The symptoms of intestinal obstruction include cramping pain in the abdomen, accompanied by bloating. The pain may become severe and steady Vomiting, which is common, begins later with large-intestinal obstruction than with small intestinal obstruction. Complete obstruction causes severe constipation, while partial obstruction may cause diarrhea. A fever is common and is particularly likely if the intestinal wall is perforated. Perforation can rapidly lead to severe inflammation and infection, causing shock.

A doctor examines the abdomen for tenderness and abnormal swelling or masses. The normal sounds made by a functioning intestine (bowel sounds), which can be heard through a stethoscope, may be very loud and high pitched, or they may be absent. If perforation has caused peritonitis, the person will feel pain when the doctor presses on the abdomen; the pain increases when the doctor suddenly releases the pressure- a symptom called rebound tenderness.

X-rays may show dilated loops of intestine that indicate the location of the obstruction. The X-rays also may reveal air around the intestine in the abdomen, a sign of perforation.

Treatment

Anyone who may have an intestinal obstruction is hospitalized. Usually, a long, thin tube is passed through the nose and placed in the stomach or intestine.

Suction is applied to the tube to remove the material that has accumulated above the blockage. Fluid and electrolytes (sodium and potassium) are given intravenously to replace water and salts lost from vomiting or diarrhea.

Sometimes an obstruction resolves itself without further treatment, especially if it results from adhesions. An endoscope advanced through the anus or a barium enema, which inflates the intestine, may be used to treat a few disorders, such as a twisted intestinal segment in the lower part of the large intestine. Most often, however, surgery is performed as soon as possible. During surgery, the blocked segment of intestine may be removed and the remaining parts joined.

Inguinal Hernia

In an inguinal hernia, the intestine pushes through an opening in the abdominal wall into the inguinal canal (the passageway through which the testes descend from the abdomen into the scrotum shortly before birth).

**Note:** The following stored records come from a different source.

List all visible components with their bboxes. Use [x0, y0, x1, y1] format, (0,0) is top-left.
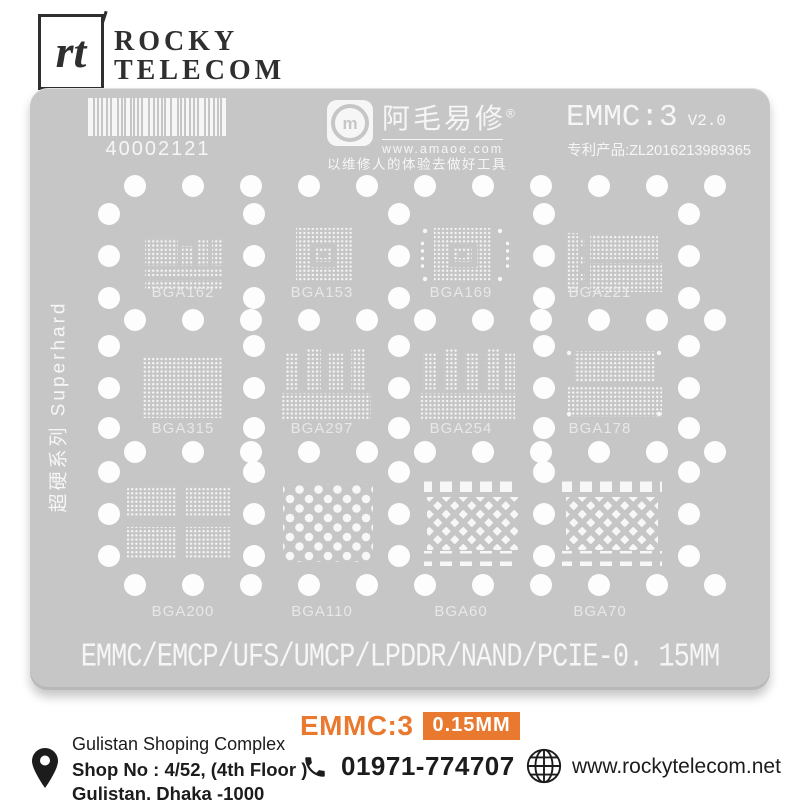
barcode-bar [95, 98, 97, 136]
globe-icon [525, 747, 563, 785]
barcode-bar [126, 98, 129, 136]
barcode-bar [172, 98, 177, 136]
barcode-bar [210, 98, 213, 136]
barcode: 40002121 [88, 98, 228, 161]
barcode-bar [139, 98, 141, 136]
supported-chips-text: EMMC/EMCP/UFS/UMCP/LPDDR/NAND/PCIE-0. 15… [30, 640, 770, 677]
registered-mark: ® [506, 107, 518, 121]
barcode-bar [206, 98, 208, 136]
barcode-bar [112, 98, 117, 136]
product-name: EMMC:3 [300, 710, 413, 742]
stencil-plate [30, 88, 770, 690]
barcode-bars [88, 98, 228, 136]
barcode-bar [135, 98, 137, 136]
model-version: V2.0 [688, 112, 726, 130]
amaoe-m-glyph: m [331, 104, 369, 142]
barcode-bar [88, 98, 93, 136]
amaoe-brand-name: 阿毛易修® [382, 97, 518, 137]
barcode-bar [155, 98, 157, 136]
barcode-bar [179, 98, 181, 136]
logo-monogram: rt [56, 29, 87, 75]
barcode-bar [132, 98, 134, 136]
patent-number: 专利产品:ZL2016213989365 [548, 139, 770, 160]
product-row: EMMC:3 0.15MM [300, 710, 520, 742]
barcode-bar [222, 98, 225, 136]
size-badge: 0.15MM [423, 712, 519, 740]
barcode-bar [123, 98, 125, 136]
barcode-bar [119, 98, 121, 136]
barcode-bar [191, 98, 193, 136]
barcode-bar [163, 98, 165, 136]
barcode-bar [159, 98, 161, 136]
model-block: EMMC:3 V2.0 [566, 100, 726, 135]
logo-tick-mark [101, 11, 107, 22]
barcode-bar [166, 98, 169, 136]
phone-icon [302, 754, 328, 780]
address-line-3: Gulistan, Dhaka -1000 [72, 782, 307, 800]
location-pin-icon [32, 748, 58, 788]
model-name: EMMC:3 [566, 100, 678, 135]
barcode-bar [103, 98, 106, 136]
barcode-bar [186, 98, 189, 136]
barcode-bar [150, 98, 153, 136]
phone-number: 01971-774707 [341, 751, 515, 782]
barcode-bar [143, 98, 148, 136]
barcode-bar [215, 98, 217, 136]
phone-row: 01971-774707 [302, 751, 515, 782]
brand-name: ROCKY TELECOM [114, 28, 285, 85]
address-line-1: Gulistan Shoping Complex [72, 734, 307, 755]
amaoe-slogan: 以维修人的体验去做好工具 [327, 153, 552, 173]
rocky-telecom-logo: rt [38, 14, 104, 90]
brand-line-2: TELECOM [114, 57, 285, 86]
website-url: www.rockytelecom.net [572, 755, 781, 779]
series-side-text: 超硬系列 Superhard [44, 257, 71, 557]
address-block: Gulistan Shoping Complex Shop No : 4/52,… [72, 734, 307, 800]
barcode-bar [195, 98, 197, 136]
amaoe-brand-block: 阿毛易修® www.amaoe.com [382, 97, 518, 158]
barcode-bar [182, 98, 184, 136]
barcode-bar [108, 98, 110, 136]
barcode-bar [99, 98, 101, 136]
barcode-bar [199, 98, 204, 136]
barcode-number: 40002121 [88, 138, 228, 161]
brand-line-1: ROCKY [114, 28, 285, 57]
amaoe-logo-icon: m [327, 100, 373, 146]
product-image: rt ROCKY TELECOM BGA162BGA153B [0, 0, 800, 800]
footer: Gulistan Shoping Complex Shop No : 4/52,… [0, 695, 800, 800]
barcode-bar [219, 98, 221, 136]
address-line-2: Shop No : 4/52, (4th Floor ) [72, 758, 307, 782]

When the hernia results because the opening is looser or weaker than normal at birth, it's called a congenital or an indirect hernia. When the intestine breaks through a defect in the floor of the inguinal canal, the disorder is called an acquired or direct hernia.

With either type of inguinal hernia, the intestine can push down into the scrotum, usually produc-ing a painless bulge in the groin and scrotum. The bulge may enlarge when the man stands and shrink when he lies down because the contents slide back and forth with gravity. Surgical repair may be recommended depending on the size of the hernia and the discomfort it causes. If a portion of the intestine gets trapped in the scrotum, the blood supply may be cut off, and the portion of intestine may become gangrenous. In this case, emergency surgery is performed to pull the intestine out of the inguinal canal and tighten the opening so the hernia can't recur.

Diaphragmatic Hernia

A diaphragmatic hernia is a defect in the diaphragm that allows some of the abdominal organs to pro-trude into the chest.

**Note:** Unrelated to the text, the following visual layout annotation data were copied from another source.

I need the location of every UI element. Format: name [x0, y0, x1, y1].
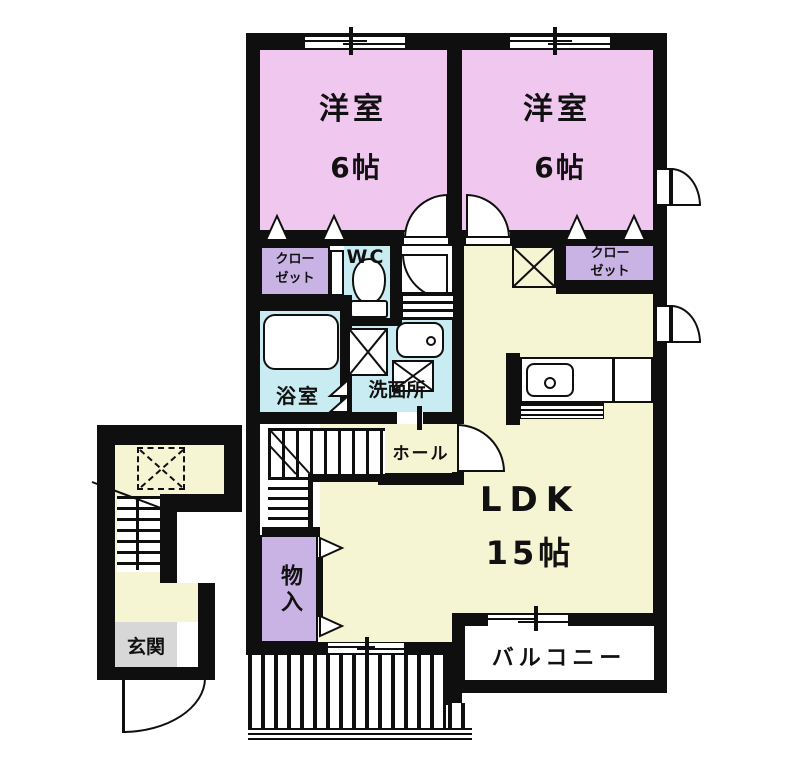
linen-shelf — [402, 292, 454, 320]
window-tick — [349, 27, 353, 55]
room-label-hall: ホール — [393, 439, 450, 464]
room-label-closet-2: クローゼット — [590, 245, 629, 280]
casement-window-frame — [655, 168, 671, 206]
storage-divider — [318, 557, 323, 617]
room-label-storage: 物入 — [273, 564, 305, 616]
wall-segment — [506, 353, 520, 425]
room-label-bath: 浴室 — [276, 380, 320, 409]
storage-x-box — [512, 246, 556, 288]
staircase-lower-run — [268, 477, 310, 529]
kitchen-lower-cabinet — [520, 403, 604, 419]
wall-segment — [246, 412, 464, 424]
washing-machine-box — [348, 328, 388, 376]
floor-plan: 洋室 6帖 洋室 6帖 クローゼット クローゼット WC 浴室 洗面所 ホール … — [0, 0, 800, 780]
wall-segment — [653, 33, 667, 693]
external-stairs-base — [248, 728, 472, 740]
casement-window-arc — [671, 305, 701, 343]
room-label-ldk: LDK — [480, 480, 580, 520]
toilet-tank-icon — [350, 300, 388, 318]
room-label-balcony: バルコニー — [492, 640, 627, 672]
staircase-rail — [308, 477, 313, 530]
wall-segment — [160, 494, 177, 589]
window — [305, 37, 405, 48]
room-label-bedroom-1: 洋室 — [319, 84, 387, 128]
casement-window-arc — [671, 168, 701, 206]
entrance-door-arc — [122, 678, 206, 733]
room-size-ldk: 15帖 — [486, 528, 575, 574]
wall-segment — [447, 45, 462, 240]
wall-segment — [344, 318, 402, 326]
wall-segment — [452, 472, 464, 484]
room-label-wc: WC — [347, 246, 386, 268]
wall-segment — [97, 425, 242, 445]
room-label-washroom: 洗面所 — [368, 375, 425, 402]
room-label-entrance: 玄関 — [127, 632, 165, 659]
wall-segment — [246, 33, 260, 655]
wall-segment — [97, 425, 115, 680]
staircase-upper-run — [268, 428, 385, 477]
wall-segment — [390, 246, 402, 322]
casement-window-frame — [655, 305, 671, 343]
external-stairs — [448, 703, 470, 728]
wall-segment — [556, 280, 667, 294]
bathtub-icon — [263, 314, 339, 370]
entrance-staircase-rail — [136, 496, 139, 570]
void-dashed-box — [137, 447, 185, 490]
wall-segment — [452, 246, 464, 424]
closet-door — [330, 250, 344, 296]
kitchen-counter-divider — [612, 359, 615, 401]
faucet-icon — [426, 336, 436, 346]
wall-segment — [308, 474, 385, 482]
window — [510, 37, 610, 48]
door-tick — [417, 406, 422, 430]
washbasin-icon — [396, 322, 444, 358]
room-label-bedroom-2: 洋室 — [523, 84, 591, 128]
wall-segment — [246, 295, 352, 311]
wall-segment — [246, 230, 667, 246]
room-size-bedroom-2: 6帖 — [534, 146, 585, 186]
entrance-lower-floor — [115, 583, 198, 622]
room-size-bedroom-1: 6帖 — [330, 146, 381, 186]
external-stairs — [248, 655, 446, 728]
window-tick — [534, 606, 538, 631]
wall-segment — [262, 527, 320, 537]
room-label-closet-1: クローゼット — [275, 251, 314, 289]
entrance-step — [177, 622, 198, 667]
window-tick — [553, 27, 557, 55]
window — [488, 615, 568, 626]
kitchen-faucet-icon — [544, 377, 556, 389]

A diaphragmatic hernia usually occurs on one side of the body, more often the left side. The stomach, loops of intestine, and even the liver and spleen can protrude through the hernia. If the hernia is large, the lung on the affected side is usually incompletely developed.

After delivery, as the newborn cries and breathes, the loops of intestine quickly fill with air. This rapidly enlarging mass pushes against the heart, compressing the other lung and causing respiratory distress. In severe cases, respiratory distress occurs immediately.

When this defect is diagnosed before birth by ultrasound scanning, the infant is intubated with a breathing tube at birth. Surgery is required to repair the diaphragm.